Sanford Maria J, Van Zee Nathan J, Coates Geoffrey W
Dept. of Chemistry and Chemical Biology , Baker Laboratory , Cornell University , Ithaca , NY 14853-1301 , USA . Email:
Chem Sci. 2017 Nov 15;9(1):134-142. doi: 10.1039/c7sc03643d. eCollection 2018 Jan 7.
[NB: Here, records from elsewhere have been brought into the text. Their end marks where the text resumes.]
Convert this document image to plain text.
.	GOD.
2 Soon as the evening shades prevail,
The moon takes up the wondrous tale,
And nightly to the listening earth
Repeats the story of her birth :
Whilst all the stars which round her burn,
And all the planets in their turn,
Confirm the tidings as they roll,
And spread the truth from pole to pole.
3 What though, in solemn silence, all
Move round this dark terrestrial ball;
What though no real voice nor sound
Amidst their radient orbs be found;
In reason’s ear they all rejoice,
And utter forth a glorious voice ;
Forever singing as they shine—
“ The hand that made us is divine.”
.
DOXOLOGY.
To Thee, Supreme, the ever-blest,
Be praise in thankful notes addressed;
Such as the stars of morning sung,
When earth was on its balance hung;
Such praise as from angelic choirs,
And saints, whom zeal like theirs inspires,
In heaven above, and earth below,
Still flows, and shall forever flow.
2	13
The alternating copolymerization of epoxides and cyclic anhydrides is an increasingly popular route to aliphatic polyesters that are of interest as biodegradable replacements for petroleum-based polymers and for use in the biomedical field. However, broad and bimodal molecular weight distributions in these polymerizations continues to be an issue, limiting synthesis of multiblock copolymers. By use of a bifunctional catalytic system, the reversible-deactivation anionic alternating ring-opening copolymerization of epoxides and cyclic anhydrides gives unimodal polymers with values generally less than 1.07. This allowed for the formation of well-defined triblock copolymers. Additionally, by incorporating both aldehyde and alkene functionalities into the polymer, orthogonal post-polymerization modification was achieved, giving access to well-defined highly modifiable aliphatic polyesters.
环氧化物与环状酸酐的交替共聚是一种越来越受欢迎的制备脂肪族聚酯的方法,这类聚酯作为石油基聚合物的可生物降解替代品以及用于生物医学领域具有重要意义。然而,这些聚合反应中宽且双峰的分子量分布仍然是一个问题,限制了多嵌段共聚物的合成。通过使用双功能催化体系,环氧化物与环状酸酐的可逆失活阴离子交替开环共聚可得到单峰聚合物,其分散度通常小于1.07。这使得能够形成结构明确的三嵌段共聚物。此外,通过将醛基和烯烃官能团引入聚合物中,实现了正交的聚合后修饰,从而能够制备结构明确且高度可修饰的脂肪族聚酯。